Anti-Bias Class

Our kids are aware, engaged little beings, who notice so much and can sometimes ask awkward or difficult questions. Have you tried to explain skin color or disability to a 3-year-old? Conversed with your pre-kindergartner about how families differ, sometimes with a single parent, or two moms, a mom and dad, or only grandparents? Just recently, my almost 4-year-old said to me “Do you know that some kids don’t have houses?” As I struggled to find clear and loving words to explain to him that some families don’t have a safe, warm place to sleep at night, I discovered that his idea is that it’s a simple math problem: “They took one house away, so now there’s not enough anymore.”

Preparation and self-examination can lay the groundwork for having these essential conversations with the children in our lives. Each year, as part of its commitment to an anti-bias curriculum and to social justice, MPS offers an anti-bias class facilitated by educator and activist Katie Kissinger. For six weeks, members of our community gather to take a fiercely honest look at our own backgrounds, misconceptions, and biases, and to figure out what is helpful (and not helpful) in teaching the next generation about fairness, compassion, and equality.

This year’s class will be held at MPS on Monday nights, 6:30-8:30 p.m., October 5 through November 9th. The cost is $62, and a pay-what-you-can option is available to anyone who needs it. There will be a sign-up sheet available during Orientation, and later on the bulletin board in the classroom. If you want to know more, contact Amy Armstrong (Bishop, 4’s).
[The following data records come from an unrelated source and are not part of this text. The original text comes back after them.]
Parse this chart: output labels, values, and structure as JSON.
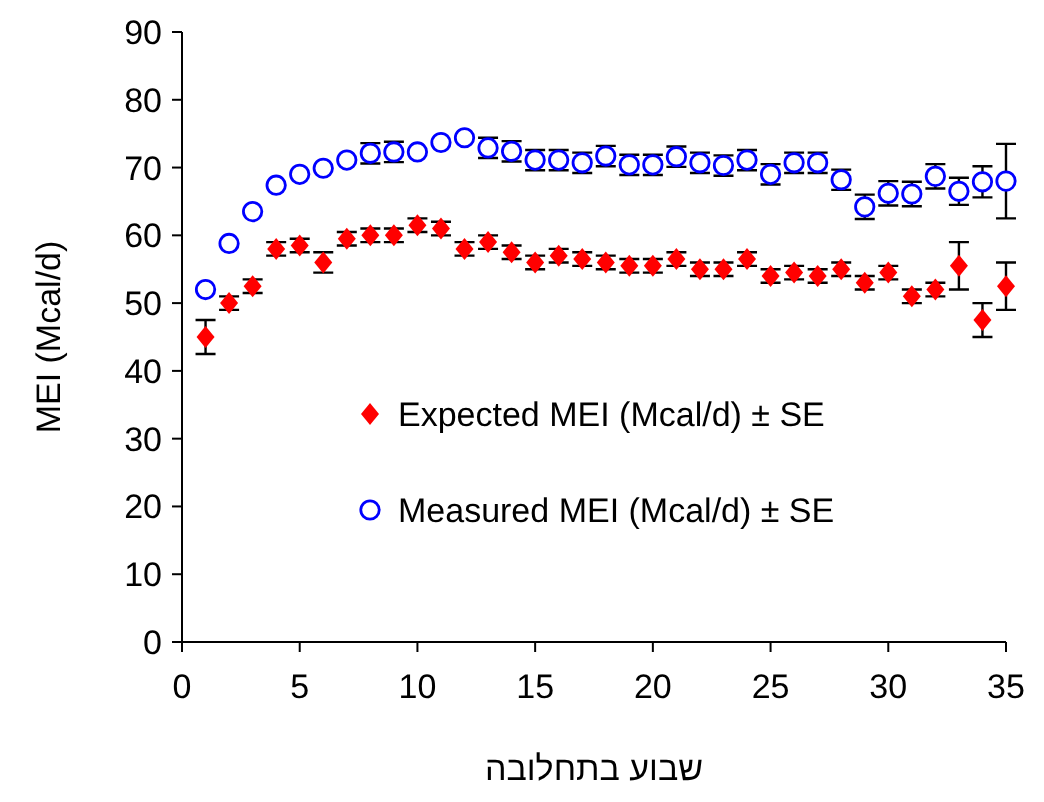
{
  "chart_data": {
    "type": "scatter",
    "xlabel": "שבוע בתחלובה",
    "ylabel": "MEI (Mcal/d)",
    "x": [
      1,
      2,
      3,
      4,
      5,
      6,
      7,
      8,
      9,
      10,
      11,
      12,
      13,
      14,
      15,
      16,
      17,
      18,
      19,
      20,
      21,
      22,
      23,
      24,
      25,
      26,
      27,
      28,
      29,
      30,
      31,
      32,
      33,
      34,
      35
    ],
    "series": [
      {
        "name": "Expected MEI (Mcal/d) ± SE",
        "color": "#ff0000",
        "marker": "diamond",
        "values": [
          45,
          50,
          52.5,
          58,
          58.5,
          56,
          59.5,
          60,
          60,
          61.5,
          61,
          58,
          59,
          57.5,
          56,
          57,
          56.5,
          56,
          55.5,
          55.5,
          56.5,
          55,
          55,
          56.5,
          54,
          54.5,
          54,
          55,
          53,
          54.5,
          51,
          52,
          55.5,
          47.5,
          52.5
        ],
        "errors": [
          2.5,
          1,
          1,
          1,
          1,
          1.5,
          1,
          1,
          1,
          1,
          1,
          1,
          1,
          1,
          1,
          1,
          1,
          1,
          1,
          1,
          1,
          1,
          1,
          1,
          1,
          1,
          1,
          1,
          1,
          1,
          1,
          1,
          3.5,
          2.5,
          3.5
        ]
      },
      {
        "name": "Measured MEI (Mcal/d) ± SE",
        "color": "#0000ff",
        "marker": "circle",
        "values": [
          52,
          58.8,
          63.5,
          67.4,
          69,
          69.9,
          71.1,
          72.1,
          72.3,
          72.3,
          73.7,
          74.4,
          72.9,
          72.4,
          71.1,
          71.1,
          70.7,
          71.7,
          70.4,
          70.4,
          71.6,
          70.7,
          70.3,
          71.1,
          69,
          70.7,
          70.7,
          68.2,
          64.2,
          66.2,
          66.1,
          68.7,
          66.5,
          67.9,
          68
        ],
        "errors": [
          null,
          null,
          null,
          null,
          null,
          null,
          null,
          1.5,
          1.5,
          null,
          null,
          null,
          1.5,
          1.5,
          1.5,
          1.5,
          1.5,
          1.5,
          1.5,
          1.5,
          1.5,
          1.5,
          1.5,
          1.5,
          1.5,
          1.5,
          1.5,
          1.5,
          1.8,
          1.8,
          1.8,
          1.8,
          2,
          2.3,
          5.5
        ]
      }
    ],
    "xlim": [
      0,
      35
    ],
    "xticks": [
      0,
      5,
      10,
      15,
      20,
      25,
      30,
      35
    ],
    "ylim": [
      0,
      90
    ],
    "yticks": [
      0,
      10,
      20,
      30,
      40,
      50,
      60,
      70,
      80,
      90
    ],
    "grid": false,
    "legend": "right"
  }
}
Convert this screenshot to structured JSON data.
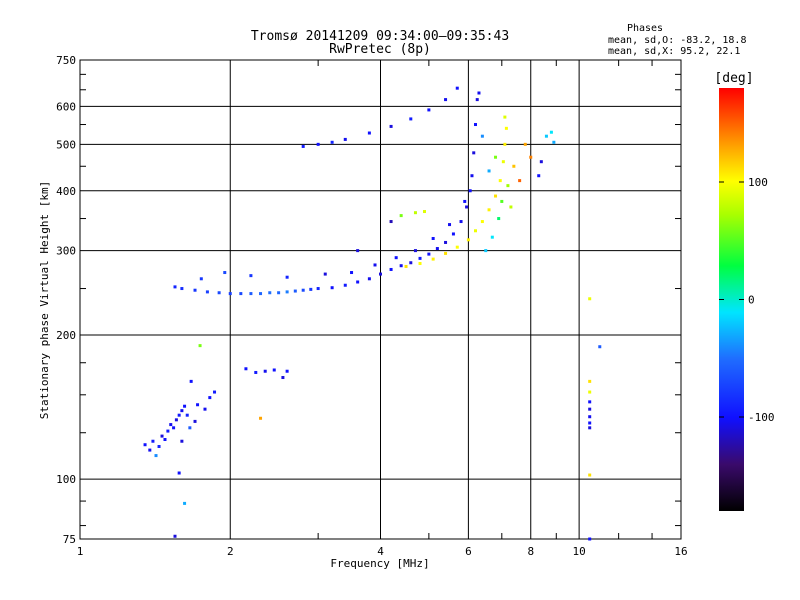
{
  "header": {
    "title_line1": "Tromsø 20141209 09:34:00–09:35:43",
    "title_line2": "RwPretec (8p)"
  },
  "stats": {
    "heading": "Phases",
    "line_o": "mean, sd,O: -83.2, 18.8",
    "line_x": "mean, sd,X:  95.2, 22.1"
  },
  "colorbar": {
    "unit_label": "[deg]",
    "ticks": [
      {
        "value": 100,
        "label": "100"
      },
      {
        "value": 0,
        "label": "0"
      },
      {
        "value": -100,
        "label": "-100"
      }
    ],
    "range": [
      -180,
      180
    ]
  },
  "chart_data": {
    "type": "scatter",
    "title": "Tromsø 20141209 09:34:00–09:35:43",
    "subtitle": "RwPretec (8p)",
    "xlabel": "Frequency [MHz]",
    "ylabel": "Stationary phase Virtual Height [km]",
    "x_scale": "log",
    "y_scale": "log",
    "xlim": [
      1,
      16
    ],
    "ylim": [
      75,
      750
    ],
    "x_ticks": [
      {
        "value": 1,
        "label": "1"
      },
      {
        "value": 2,
        "label": "2"
      },
      {
        "value": 4,
        "label": "4"
      },
      {
        "value": 6,
        "label": "6"
      },
      {
        "value": 8,
        "label": "8"
      },
      {
        "value": 10,
        "label": "10"
      },
      {
        "value": 16,
        "label": "16"
      }
    ],
    "y_ticks": [
      {
        "value": 75,
        "label": "75"
      },
      {
        "value": 100,
        "label": "100"
      },
      {
        "value": 200,
        "label": "200"
      },
      {
        "value": 300,
        "label": "300"
      },
      {
        "value": 400,
        "label": "400"
      },
      {
        "value": 500,
        "label": "500"
      },
      {
        "value": 600,
        "label": "600"
      },
      {
        "value": 750,
        "label": "750"
      }
    ],
    "grid": true,
    "color_by": "phase (deg)",
    "color_range": [
      -180,
      180
    ],
    "series": [
      {
        "name": "",
        "points": [
          [
            1.35,
            118,
            -100
          ],
          [
            1.38,
            115,
            -105
          ],
          [
            1.4,
            120,
            -95
          ],
          [
            1.42,
            112,
            -40
          ],
          [
            1.44,
            117,
            -90
          ],
          [
            1.46,
            123,
            -110
          ],
          [
            1.48,
            121,
            -100
          ],
          [
            1.5,
            126,
            -95
          ],
          [
            1.52,
            130,
            -105
          ],
          [
            1.54,
            128,
            -100
          ],
          [
            1.56,
            133,
            -110
          ],
          [
            1.58,
            136,
            -95
          ],
          [
            1.6,
            139,
            -105
          ],
          [
            1.62,
            142,
            -100
          ],
          [
            1.64,
            136,
            -90
          ],
          [
            1.66,
            128,
            -60
          ],
          [
            1.67,
            160,
            -100
          ],
          [
            1.7,
            132,
            -110
          ],
          [
            1.72,
            143,
            -100
          ],
          [
            1.74,
            190,
            60
          ],
          [
            1.78,
            140,
            -105
          ],
          [
            1.82,
            148,
            -100
          ],
          [
            1.86,
            152,
            -95
          ],
          [
            1.6,
            120,
            -110
          ],
          [
            1.58,
            103,
            -100
          ],
          [
            1.62,
            89,
            -30
          ],
          [
            1.55,
            76,
            -110
          ],
          [
            2.15,
            170,
            -100
          ],
          [
            2.25,
            167,
            -95
          ],
          [
            2.35,
            168,
            -105
          ],
          [
            2.45,
            169,
            -100
          ],
          [
            2.55,
            163,
            -110
          ],
          [
            2.6,
            168,
            -100
          ],
          [
            2.3,
            134,
            130
          ],
          [
            1.55,
            252,
            -90
          ],
          [
            1.6,
            250,
            -85
          ],
          [
            1.7,
            248,
            -80
          ],
          [
            1.8,
            246,
            -75
          ],
          [
            1.9,
            245,
            -70
          ],
          [
            2.0,
            244,
            -75
          ],
          [
            2.1,
            244,
            -70
          ],
          [
            2.2,
            244,
            -60
          ],
          [
            2.3,
            244,
            -55
          ],
          [
            2.4,
            245,
            -50
          ],
          [
            2.5,
            245,
            -55
          ],
          [
            2.6,
            246,
            -45
          ],
          [
            2.7,
            247,
            -60
          ],
          [
            2.8,
            248,
            -70
          ],
          [
            2.9,
            249,
            -80
          ],
          [
            3.0,
            250,
            -90
          ],
          [
            3.2,
            251,
            -100
          ],
          [
            3.4,
            254,
            -95
          ],
          [
            3.6,
            258,
            -100
          ],
          [
            3.8,
            262,
            -105
          ],
          [
            4.0,
            268,
            -110
          ],
          [
            4.2,
            274,
            -100
          ],
          [
            4.4,
            279,
            -105
          ],
          [
            4.6,
            283,
            -110
          ],
          [
            4.8,
            289,
            -95
          ],
          [
            5.0,
            295,
            -100
          ],
          [
            5.2,
            303,
            -105
          ],
          [
            5.4,
            312,
            -110
          ],
          [
            5.6,
            325,
            -100
          ],
          [
            5.8,
            345,
            -105
          ],
          [
            5.95,
            370,
            -110
          ],
          [
            6.05,
            400,
            -100
          ],
          [
            6.1,
            430,
            -105
          ],
          [
            6.15,
            480,
            -110
          ],
          [
            6.2,
            550,
            -100
          ],
          [
            6.25,
            620,
            -110
          ],
          [
            6.3,
            640,
            -105
          ],
          [
            1.75,
            262,
            -80
          ],
          [
            1.95,
            270,
            -70
          ],
          [
            2.2,
            266,
            -80
          ],
          [
            2.6,
            264,
            -90
          ],
          [
            3.1,
            268,
            -110
          ],
          [
            3.5,
            270,
            -100
          ],
          [
            3.9,
            280,
            -105
          ],
          [
            4.3,
            290,
            -100
          ],
          [
            4.7,
            300,
            -110
          ],
          [
            5.1,
            318,
            -100
          ],
          [
            5.5,
            340,
            -105
          ],
          [
            5.9,
            380,
            -100
          ],
          [
            4.5,
            278,
            110
          ],
          [
            4.8,
            282,
            100
          ],
          [
            5.1,
            288,
            105
          ],
          [
            5.4,
            296,
            110
          ],
          [
            5.7,
            305,
            100
          ],
          [
            6.0,
            316,
            105
          ],
          [
            6.2,
            330,
            95
          ],
          [
            6.4,
            345,
            100
          ],
          [
            6.6,
            365,
            105
          ],
          [
            6.8,
            390,
            110
          ],
          [
            6.95,
            420,
            100
          ],
          [
            7.05,
            460,
            95
          ],
          [
            7.1,
            500,
            105
          ],
          [
            7.15,
            540,
            100
          ],
          [
            7.1,
            570,
            90
          ],
          [
            6.5,
            300,
            -20
          ],
          [
            6.7,
            320,
            -10
          ],
          [
            6.9,
            350,
            20
          ],
          [
            7.0,
            380,
            50
          ],
          [
            6.6,
            440,
            -30
          ],
          [
            6.4,
            520,
            -40
          ],
          [
            6.8,
            470,
            60
          ],
          [
            7.2,
            410,
            70
          ],
          [
            7.3,
            370,
            80
          ],
          [
            7.4,
            450,
            120
          ],
          [
            7.6,
            420,
            150
          ],
          [
            7.8,
            500,
            130
          ],
          [
            8.0,
            470,
            140
          ],
          [
            3.0,
            500,
            -100
          ],
          [
            3.4,
            512,
            -105
          ],
          [
            3.8,
            528,
            -100
          ],
          [
            4.2,
            545,
            -110
          ],
          [
            4.6,
            565,
            -95
          ],
          [
            5.0,
            590,
            -100
          ],
          [
            5.4,
            620,
            -105
          ],
          [
            5.7,
            655,
            -100
          ],
          [
            2.8,
            495,
            -95
          ],
          [
            3.2,
            505,
            -90
          ],
          [
            4.7,
            360,
            80
          ],
          [
            4.9,
            362,
            90
          ],
          [
            4.4,
            355,
            60
          ],
          [
            4.2,
            345,
            -120
          ],
          [
            3.6,
            300,
            -110
          ],
          [
            8.4,
            460,
            -110
          ],
          [
            8.6,
            520,
            -20
          ],
          [
            8.8,
            530,
            -10
          ],
          [
            8.9,
            505,
            -30
          ],
          [
            8.3,
            430,
            -100
          ],
          [
            10.5,
            238,
            95
          ],
          [
            10.5,
            160,
            110
          ],
          [
            10.5,
            152,
            95
          ],
          [
            10.5,
            145,
            -100
          ],
          [
            10.5,
            140,
            -110
          ],
          [
            10.5,
            135,
            -105
          ],
          [
            10.5,
            131,
            -100
          ],
          [
            10.5,
            128,
            -110
          ],
          [
            10.5,
            102,
            110
          ],
          [
            10.5,
            75,
            -100
          ],
          [
            11.0,
            189,
            -60
          ]
        ]
      }
    ]
  }
}
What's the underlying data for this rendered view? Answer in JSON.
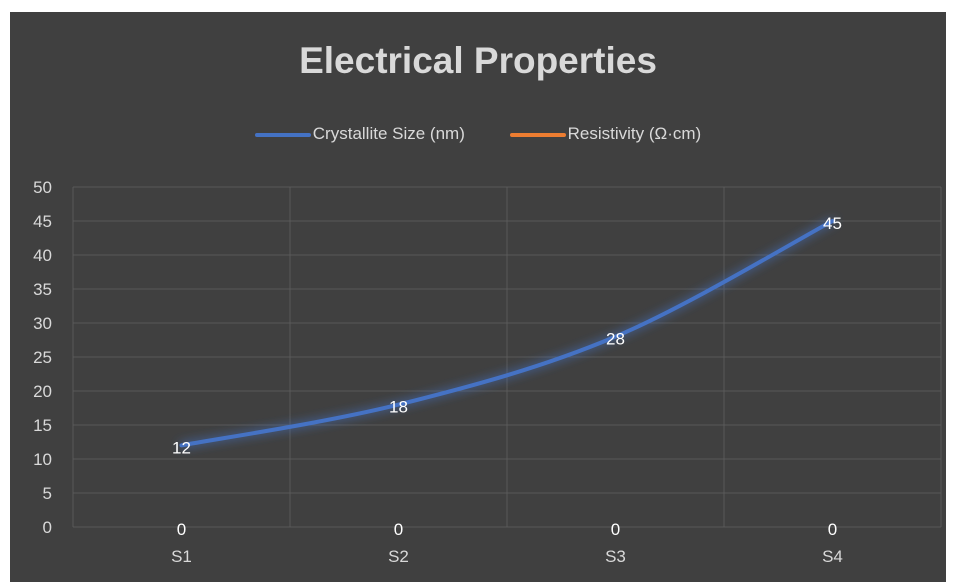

About Katie: Katie Kissinger has been an Early Childhood Consultant, Trainer and Adjunct Faculty for several colleges for over twenty years. Her clearest priority in teaching and life is in diversity and anti-bias work. She has been learning and teaching about the culturally relevant anti-bias approach to education for 25 years. Katie is the author of several published articles related to this topic, and of the children’s book All the Colors We Are: The Story of How We Get Our Skin Color.